Both of Sullivan’s GOP endorsements would have been chucked aside for the Democrat Obama in the general election, his Newsweek article makes it clear, though. The President’s not-too-hot, not-too-cold approach to nearly everything (even when some more extreme temperature variation would do some serious good) clearly appeals to him on a deep level. It appeals to me, too, for the record; I find the “only adult in the room” conception of Obama pretty accurate when the apoplectic petulance of his conservative opponents is taken into full and rounded consideration. I might myself make a chess analogy of Obama as a king piece, moving with patient deliberation against an opposing phalanx of zigzagging knights (Romney?), bishops (Santorum?), and pawns (Rick Perry, obviously) who will disappear from the board of play long before he’s checked, let alone checkmated. I’m not sure who his queen would be (Michelle Obama is an apt choice, although I’m not sure what exactly that implies about her role in his political career), but I like the effect of that analogy enough to stick with it.

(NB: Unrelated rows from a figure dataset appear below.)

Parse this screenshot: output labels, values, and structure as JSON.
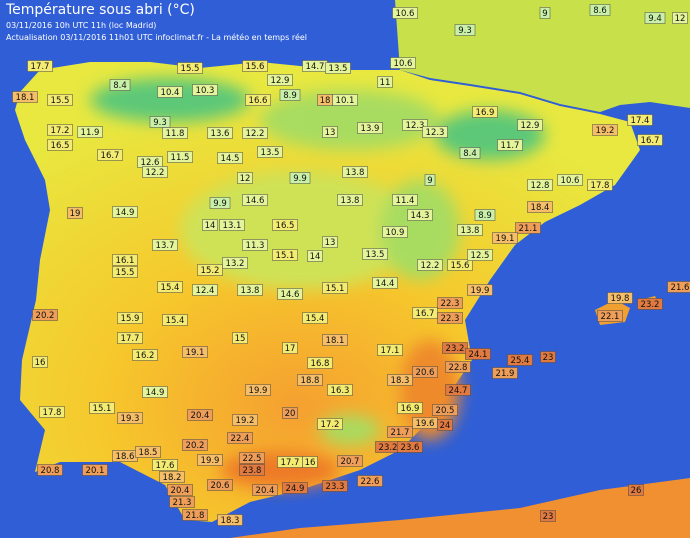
{
  "header": {
    "title": "Température sous abri (°C)",
    "line1": "03/11/2016  10h UTC  11h (loc Madrid)",
    "line2": "Actualisation 03/11/2016 11h01 UTC  infoclimat.fr - La météo en temps réel"
  },
  "readings": [
    17.7,
    18.1,
    15.5,
    8.4,
    15.5,
    10.3,
    10.4,
    9.3,
    11.8,
    13.6,
    12.2,
    15.6,
    16.6,
    12.9,
    8.9,
    14.7,
    13.5,
    18,
    10.1,
    11,
    10.6,
    10.6,
    9.3,
    9,
    8.6,
    9.4,
    12,
    17.2,
    16.5,
    11.9,
    16.7,
    12.6,
    11.5,
    14.5,
    13.5,
    13,
    13.9,
    12.3,
    12.3,
    16.9,
    12.9,
    19.2,
    17.4,
    16.7,
    8.4,
    11.7,
    12.2,
    12,
    9.9,
    13.8,
    9,
    12.8,
    10.6,
    17.8,
    19,
    14.9,
    9.9,
    14.6,
    13.8,
    11.4,
    8.9,
    18.4,
    21.1,
    19.1,
    14,
    13.1,
    13.7,
    11.3,
    16.5,
    13,
    10.9,
    14.3,
    13.8,
    16.1,
    15.5,
    15.2,
    13.2,
    15.1,
    14,
    13.5,
    12.2,
    15.6,
    12.5,
    15.4,
    12.4,
    13.8,
    14.6,
    15.1,
    14.4,
    19.9,
    19.8,
    23.2,
    22.1,
    21.6,
    20.2,
    15.9,
    15.4,
    15.4,
    16.7,
    22.3,
    22.3,
    17.7,
    16.2,
    19.1,
    15,
    17,
    18.1,
    17.1,
    23.2,
    24.1,
    25.4,
    23,
    16,
    16.8,
    20.6,
    22.8,
    21.9,
    14.9,
    19.9,
    18.8,
    16.3,
    18.3,
    24.7,
    17.8,
    15.1,
    20.4,
    19.2,
    20,
    17.2,
    16.9,
    20.5,
    19.6,
    19.3,
    24,
    22.4,
    21.7,
    20.8,
    20.1,
    18.6,
    18.5,
    17.6,
    18.2,
    19.9,
    20.2,
    22.5,
    23.8,
    17.7,
    16,
    20.7,
    23.2,
    23.6,
    20.4,
    20.6,
    20.4,
    24.9,
    23.3,
    22.6,
    21.3,
    21.8,
    18.3,
    23,
    26
  ]
}
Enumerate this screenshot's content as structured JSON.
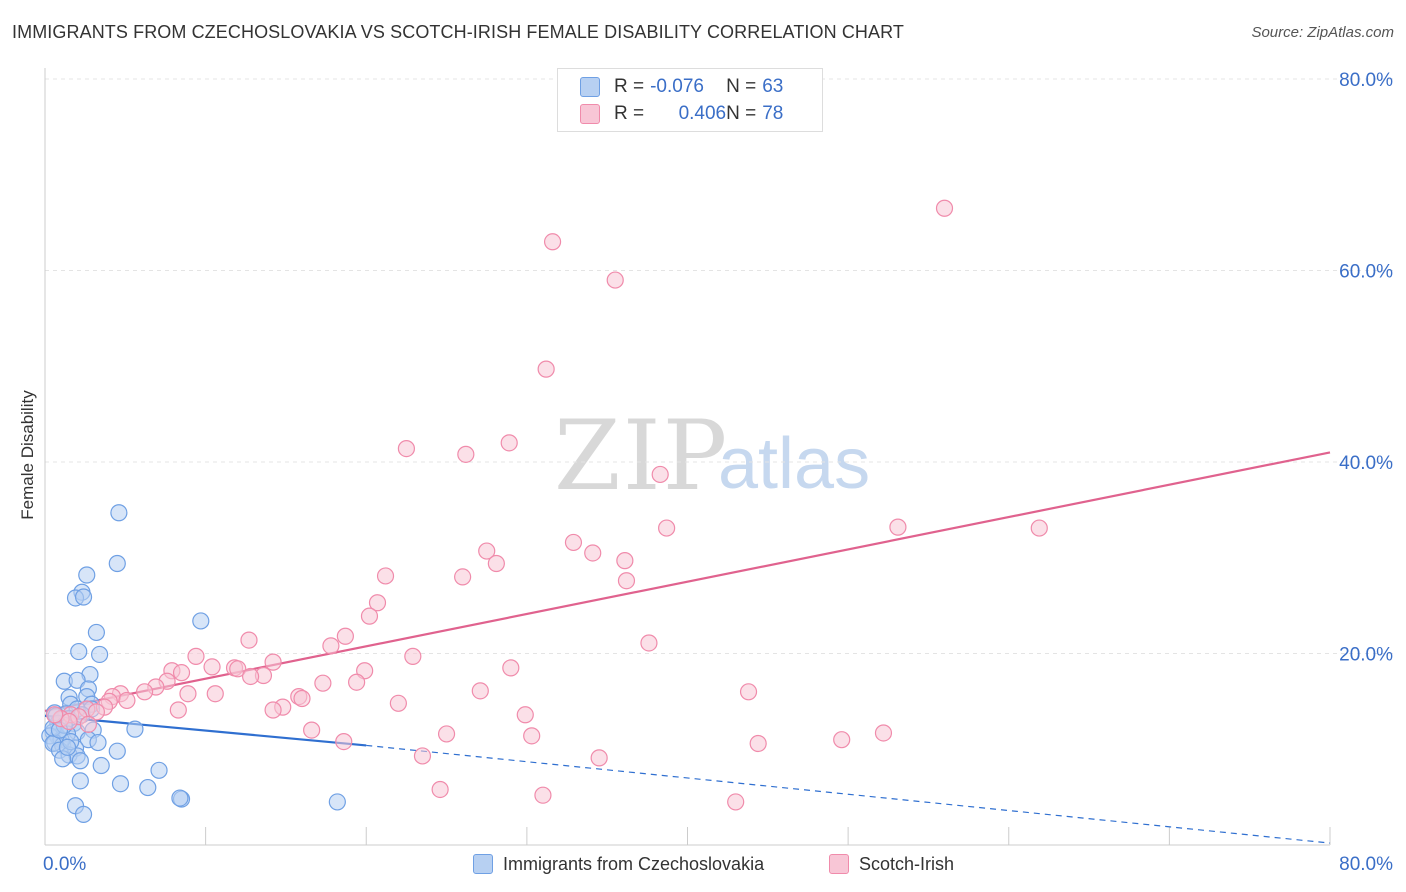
{
  "chart_data": {
    "type": "scatter",
    "title": "IMMIGRANTS FROM CZECHOSLOVAKIA VS SCOTCH-IRISH FEMALE DISABILITY CORRELATION CHART",
    "source": "Source: ZipAtlas.com",
    "ylabel": "Female Disability",
    "xlim": [
      0,
      80
    ],
    "ylim": [
      0,
      80
    ],
    "x_tick_labels": [
      "0.0%",
      "80.0%"
    ],
    "y_tick_labels": [
      "20.0%",
      "40.0%",
      "60.0%",
      "80.0%"
    ],
    "y_ticks": [
      20,
      40,
      60,
      80
    ],
    "watermark": [
      "ZIP",
      "atlas"
    ],
    "legend": [
      {
        "r_label": "R =",
        "r_value": "-0.076",
        "n_label": "N =",
        "n_value": "63"
      },
      {
        "r_label": "R =",
        "r_value": "0.406",
        "n_label": "N =",
        "n_value": "78"
      }
    ],
    "series": [
      {
        "name": "Immigrants from Czechoslovakia",
        "color": "#6fa0e4",
        "fill": "#b7d0f2",
        "trend": {
          "x0": 0,
          "y0": 13.5,
          "x1": 20,
          "y1": 10.4,
          "dash_x1": 80,
          "dash_y1": 0.2,
          "color": "#2f6fd0"
        },
        "points": [
          [
            4.6,
            34.7
          ],
          [
            4.5,
            29.4
          ],
          [
            2.6,
            28.2
          ],
          [
            2.3,
            26.4
          ],
          [
            1.9,
            25.8
          ],
          [
            2.4,
            25.9
          ],
          [
            9.7,
            23.4
          ],
          [
            3.2,
            22.2
          ],
          [
            3.4,
            19.9
          ],
          [
            2.1,
            20.2
          ],
          [
            2.8,
            17.8
          ],
          [
            1.2,
            17.1
          ],
          [
            2.0,
            17.2
          ],
          [
            2.7,
            16.3
          ],
          [
            1.5,
            15.4
          ],
          [
            2.6,
            15.5
          ],
          [
            2.9,
            14.7
          ],
          [
            1.6,
            14.7
          ],
          [
            2.9,
            14.2
          ],
          [
            0.6,
            13.8
          ],
          [
            1.3,
            13.7
          ],
          [
            2.0,
            14.2
          ],
          [
            1.5,
            13.2
          ],
          [
            1.0,
            13.1
          ],
          [
            1.8,
            12.7
          ],
          [
            0.8,
            12.7
          ],
          [
            5.6,
            12.1
          ],
          [
            3.0,
            12.0
          ],
          [
            0.5,
            11.8
          ],
          [
            2.0,
            11.8
          ],
          [
            1.4,
            11.6
          ],
          [
            0.8,
            11.3
          ],
          [
            0.3,
            11.4
          ],
          [
            1.0,
            11.0
          ],
          [
            2.7,
            11.0
          ],
          [
            0.6,
            10.7
          ],
          [
            3.3,
            10.7
          ],
          [
            1.1,
            10.4
          ],
          [
            0.5,
            10.6
          ],
          [
            1.9,
            10.1
          ],
          [
            0.9,
            9.9
          ],
          [
            4.5,
            9.8
          ],
          [
            1.5,
            9.4
          ],
          [
            2.0,
            9.3
          ],
          [
            1.1,
            9.0
          ],
          [
            2.2,
            8.8
          ],
          [
            3.5,
            8.3
          ],
          [
            7.1,
            7.8
          ],
          [
            2.2,
            6.7
          ],
          [
            4.7,
            6.4
          ],
          [
            6.4,
            6.0
          ],
          [
            8.5,
            4.8
          ],
          [
            8.4,
            4.9
          ],
          [
            18.2,
            4.5
          ],
          [
            1.9,
            4.1
          ],
          [
            2.4,
            3.2
          ],
          [
            0.5,
            12.2
          ],
          [
            1.2,
            12.5
          ],
          [
            0.7,
            13.5
          ],
          [
            1.6,
            10.8
          ],
          [
            0.9,
            12.0
          ],
          [
            2.3,
            13.6
          ],
          [
            1.4,
            10.2
          ]
        ]
      },
      {
        "name": "Scotch-Irish",
        "color": "#f08bab",
        "fill": "#f8c6d6",
        "trend": {
          "x0": 0,
          "y0": 14.0,
          "x1": 80,
          "y1": 41.0,
          "color": "#e0628e"
        },
        "points": [
          [
            56.0,
            66.5
          ],
          [
            31.6,
            63.0
          ],
          [
            35.5,
            59.0
          ],
          [
            31.2,
            49.7
          ],
          [
            22.5,
            41.4
          ],
          [
            26.2,
            40.8
          ],
          [
            28.9,
            42.0
          ],
          [
            38.3,
            38.7
          ],
          [
            38.7,
            33.1
          ],
          [
            53.1,
            33.2
          ],
          [
            61.9,
            33.1
          ],
          [
            27.5,
            30.7
          ],
          [
            34.1,
            30.5
          ],
          [
            32.9,
            31.6
          ],
          [
            36.1,
            29.7
          ],
          [
            28.1,
            29.4
          ],
          [
            21.2,
            28.1
          ],
          [
            26.0,
            28.0
          ],
          [
            36.2,
            27.6
          ],
          [
            20.7,
            25.3
          ],
          [
            20.2,
            23.9
          ],
          [
            12.7,
            21.4
          ],
          [
            18.7,
            21.8
          ],
          [
            17.8,
            20.8
          ],
          [
            37.6,
            21.1
          ],
          [
            22.9,
            19.7
          ],
          [
            9.4,
            19.7
          ],
          [
            11.8,
            18.5
          ],
          [
            14.2,
            19.1
          ],
          [
            29.0,
            18.5
          ],
          [
            19.9,
            18.2
          ],
          [
            7.9,
            18.2
          ],
          [
            8.5,
            18.0
          ],
          [
            10.4,
            18.6
          ],
          [
            12.0,
            18.4
          ],
          [
            13.6,
            17.7
          ],
          [
            12.8,
            17.6
          ],
          [
            7.6,
            17.1
          ],
          [
            6.9,
            16.5
          ],
          [
            6.2,
            16.0
          ],
          [
            17.3,
            16.9
          ],
          [
            19.4,
            17.0
          ],
          [
            8.9,
            15.8
          ],
          [
            10.6,
            15.8
          ],
          [
            4.7,
            15.8
          ],
          [
            4.2,
            15.5
          ],
          [
            5.1,
            15.1
          ],
          [
            43.8,
            16.0
          ],
          [
            27.1,
            16.1
          ],
          [
            15.8,
            15.5
          ],
          [
            16.0,
            15.3
          ],
          [
            22.0,
            14.8
          ],
          [
            14.8,
            14.4
          ],
          [
            14.2,
            14.1
          ],
          [
            8.3,
            14.1
          ],
          [
            4.0,
            15.0
          ],
          [
            3.7,
            14.4
          ],
          [
            2.6,
            14.2
          ],
          [
            3.2,
            13.9
          ],
          [
            1.6,
            13.6
          ],
          [
            1.0,
            13.2
          ],
          [
            2.1,
            13.4
          ],
          [
            1.5,
            12.9
          ],
          [
            2.7,
            12.6
          ],
          [
            29.9,
            13.6
          ],
          [
            16.6,
            12.0
          ],
          [
            25.0,
            11.6
          ],
          [
            30.3,
            11.4
          ],
          [
            52.2,
            11.7
          ],
          [
            49.6,
            11.0
          ],
          [
            44.4,
            10.6
          ],
          [
            18.6,
            10.8
          ],
          [
            23.5,
            9.3
          ],
          [
            34.5,
            9.1
          ],
          [
            24.6,
            5.8
          ],
          [
            31.0,
            5.2
          ],
          [
            43.0,
            4.5
          ],
          [
            0.6,
            13.6
          ]
        ]
      }
    ]
  },
  "ui": {
    "bottom_legend": [
      "Immigrants from Czechoslovakia",
      "Scotch-Irish"
    ]
  }
}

But will American voters agree with Sullivan’s assessment in November? Is it even possible to determine with any degree of precision what those disparate millions casting their ballot one way or the other really think, feel, and perceive about the men (and very occasionally women) that receive their vote? I’ve written before about Obama as an icon, as a screen upon which to project the various home movies of American (sub)cultural identities. This is how this President is generally treated by both the left and the right, the former wishing he was what they thought he was, the latter terrified that he is what they think he is.
For all his faults in position-taking, the important contribution that Andrew Sullivan makes to the political discourse around Obama is to suggest that this President has his own essence, his own being, his own predilections and beliefs and goals. He has done what he has actually done and not what various Americans fancy he has done, for good or for ill. In a milieu of political discourse in which everything is filtered through a strong partisan lens, clarity of focus stands out all the more. Obama, whatever else can be speculated about him and his aims, has that, and Sullivan has it, too, at least on the subject of the President. One can only aspire to a similar quality as a writer and observer.